Onset of transit tax not yet fixed
Rules for collecting the 0.5% surcharge must still be drafted, state officials say
State officials say they are not sure exactly when the new state tax increase for Oahu's mass transit system will go into effect.
But one thing you can be sure of is the amount: It will cost you 4.7 percent at the cash register compared with 4.16 percent now.
The law, passed in 2005, allows the state to start collection with the beginning of the new year in 2007, but there is no specific date that signals the start of the new tax.
Bob Awana, Gov. Linda Lingle's chief of staff, who has been handling negotiations with the city regarding the tax, said new rules are being worked on, but no definite start date has been set.
"I doubt we will be in a position to collect it on January 1st," Awana said.
Businesses should not think the state will be ignoring it, officials warned. Tax officials are preparing to launch the new tax as soon as possible.
"We want to collect it as soon as reasonably possible," Awana said, "but we have to be in compliance with the existing law. That means modifying the computer system and the software and recognizing the surcharge as a separate tax."
The tax increase will go to fund a mass transit system for Honolulu. City officials estimated last week that the system, which will run from Kapolei to Manoa, will cost at least $3 billion.
The tax is a bit trickier than other state taxes because it is owed only on the gross proceeds on any income generated on Oahu. The regular state excise tax of 4 percent is due on any sales in the state.
The new Oahu tax definition gets complicated because of business sales between different counties. For instance, if a business on Maui sells something to a customer on Oahu, it generates a 4.5 percent (4.7 percent with compounding) excise tax, while sales to customers on Maui remain at 4 percent.
"You are going to have to do segregated accounting; also, you will have to keep a paper trail of sales," Lowell Kalapa, president of the Hawaii Tax Foundation, advised.
The state also needs to come up with rules for exporting products between Oahu and the other counties, Kalapa said.
Because the state had hoped the city would collect the tax, no rules were developed for the tax until after the Legislature adjourned in May.
Since then the state has been working to figure out the details, Attorney General Mark Bennett said.
Bennett says he is hoping the rules will soon be in place and that the tax can be collected starting on Jan. 1.
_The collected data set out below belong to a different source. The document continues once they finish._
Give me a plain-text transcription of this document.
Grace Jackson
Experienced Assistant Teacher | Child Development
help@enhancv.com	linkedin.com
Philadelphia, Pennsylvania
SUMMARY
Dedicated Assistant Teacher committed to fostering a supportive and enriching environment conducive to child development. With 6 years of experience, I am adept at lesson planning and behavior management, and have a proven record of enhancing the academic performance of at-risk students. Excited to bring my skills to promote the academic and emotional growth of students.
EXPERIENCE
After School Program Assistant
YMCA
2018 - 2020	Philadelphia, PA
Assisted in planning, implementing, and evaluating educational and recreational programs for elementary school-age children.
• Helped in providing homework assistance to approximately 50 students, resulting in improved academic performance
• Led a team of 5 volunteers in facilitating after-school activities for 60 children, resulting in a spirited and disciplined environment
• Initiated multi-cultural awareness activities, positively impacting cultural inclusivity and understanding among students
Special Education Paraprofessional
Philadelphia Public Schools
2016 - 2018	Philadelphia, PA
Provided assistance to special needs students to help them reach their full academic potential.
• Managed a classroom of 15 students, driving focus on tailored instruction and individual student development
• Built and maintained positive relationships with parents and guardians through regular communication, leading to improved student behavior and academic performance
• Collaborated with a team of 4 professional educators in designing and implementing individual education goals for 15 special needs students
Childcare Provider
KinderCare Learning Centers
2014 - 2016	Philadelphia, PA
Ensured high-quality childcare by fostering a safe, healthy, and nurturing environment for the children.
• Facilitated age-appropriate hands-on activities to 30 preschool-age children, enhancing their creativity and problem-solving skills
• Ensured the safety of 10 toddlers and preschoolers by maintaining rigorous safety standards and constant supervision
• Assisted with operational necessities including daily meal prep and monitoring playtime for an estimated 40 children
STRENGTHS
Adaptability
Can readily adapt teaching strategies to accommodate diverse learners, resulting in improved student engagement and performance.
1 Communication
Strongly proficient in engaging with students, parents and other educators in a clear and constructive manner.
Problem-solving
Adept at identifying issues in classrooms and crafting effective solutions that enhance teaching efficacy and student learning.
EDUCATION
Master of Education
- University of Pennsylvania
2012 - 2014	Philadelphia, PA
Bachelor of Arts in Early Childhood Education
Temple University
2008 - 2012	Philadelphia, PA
"Does it mean we will have a system up and running and we are collecting every nickel on January 1st? That is not what we are aiming for," Bennett said. "We are aiming to have the system up and running and collect the more substantial parts of the money due."
Kurt Kawafuchi, state tax director, started drafting the new rules in May, but they are not done yet, he said last week.
After the rules are written, they have to be sent out to statewide public hearings, Kawafuchi said.
Although all of that can be done by January, no one is promising that the tax will start on the first day it can be collected."It has been a longer journey than we had hoped," Awana said.
For tax critics such as Sen. Sam Slom (R, Diamond Head-Hawaii Kai), the delay just means taxpayers and businesses will save a little money.
"Every day without the tax is better than a day with the tax," Slom said.
For some business owners, the new tax will be a bigger burden because they do not plan to pass it on.
"I can't pass it along because my fees are fixed because I don't attach the GET (general excise tax) to my fees like a retail store, so I have to eat it," said Geal Fukumoto Talbert, owner of Legacy Group Hawaii, a financial consulting company.
"It is going to mean less money to buy more computers or hire another person," said Talbert, who has two full-time and two part-time employees.